To: DuckTapeSunroof who wrote (29727)10/3/2008 4:27:39 PM
From: TimF  Read Replies (2) | Respond to of 71588
 
A liars market where people understand that it is a liars market, causes people to be more careful, and makes it unlikely that the market will explode, unless there is some belief that the government or some other third party will bail you out should the market fail.

But since the operators in the market didn't understand the market nearly as well as they thought they did, because it was "new and complex", and they hadn't seen it in bad times. They kept expanding the market.

If they understood the market well, and if there where not pervsere incentives from government related to the market, it would not have grown so much, or been so carelessly executed. The people participating in, and sometimes depending on these markets didn't understand them so well, regulators would probably on the whole have understood them even less. Market regulation is more likely to be better at dealing with risks that have already caused blowups, its not so good at avoiding new types of blowups.
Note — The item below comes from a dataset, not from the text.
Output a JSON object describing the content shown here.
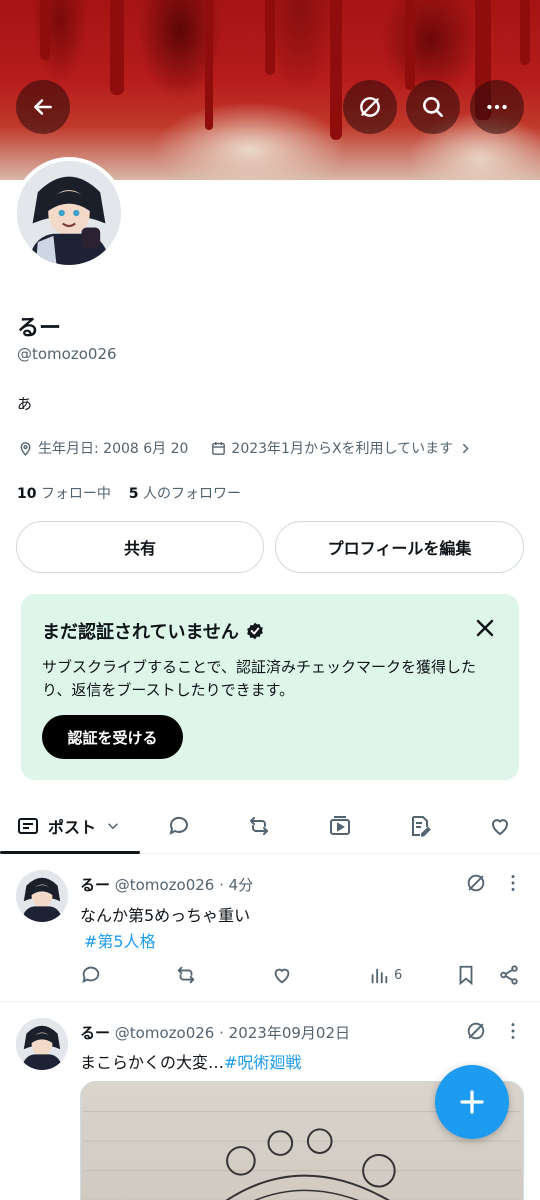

IMO "NO ASSIGNED REGULATOR" isn't a state of affairs that deserves all caps in most contexts, and isn't inherently dangerous. All sorts of unregulated markets (at least in the sense of formal government regulation directly about the market or a type of market operations) have worked well for long periods of time, while all sorts of regulated or even highly regulated markets have failed.
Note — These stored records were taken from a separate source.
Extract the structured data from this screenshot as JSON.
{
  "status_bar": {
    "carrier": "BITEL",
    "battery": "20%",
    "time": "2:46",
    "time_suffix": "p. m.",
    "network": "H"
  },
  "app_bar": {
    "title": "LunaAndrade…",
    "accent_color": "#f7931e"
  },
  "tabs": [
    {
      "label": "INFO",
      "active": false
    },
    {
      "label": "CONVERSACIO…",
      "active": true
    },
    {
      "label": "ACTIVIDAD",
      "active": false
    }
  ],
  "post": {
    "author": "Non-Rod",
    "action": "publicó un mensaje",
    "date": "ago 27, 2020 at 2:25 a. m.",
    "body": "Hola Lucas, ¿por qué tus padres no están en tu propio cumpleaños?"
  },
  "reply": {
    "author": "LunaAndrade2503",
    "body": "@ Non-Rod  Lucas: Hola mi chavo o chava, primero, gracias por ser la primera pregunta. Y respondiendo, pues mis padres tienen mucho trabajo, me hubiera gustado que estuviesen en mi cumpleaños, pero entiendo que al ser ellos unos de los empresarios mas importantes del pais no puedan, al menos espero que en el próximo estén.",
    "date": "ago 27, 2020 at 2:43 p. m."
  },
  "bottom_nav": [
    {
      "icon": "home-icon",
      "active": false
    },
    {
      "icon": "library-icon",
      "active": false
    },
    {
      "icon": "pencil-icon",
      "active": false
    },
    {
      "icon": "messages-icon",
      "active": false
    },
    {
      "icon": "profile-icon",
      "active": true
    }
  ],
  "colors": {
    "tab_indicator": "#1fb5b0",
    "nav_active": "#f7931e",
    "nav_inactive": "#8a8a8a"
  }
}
Which doesn't mean that I'm against all regulation of financial markets, or specifically this type of operation, prudent regulation can help things, its just really hard to have prudent regulation when something is so new and complex, and also its hard to have prudent regulation when the market is related to one with so much political interest (many swaps are directly or indirectly associated with mortgages, and most politicians cared more about expanding home ownership than they did about financial prudence).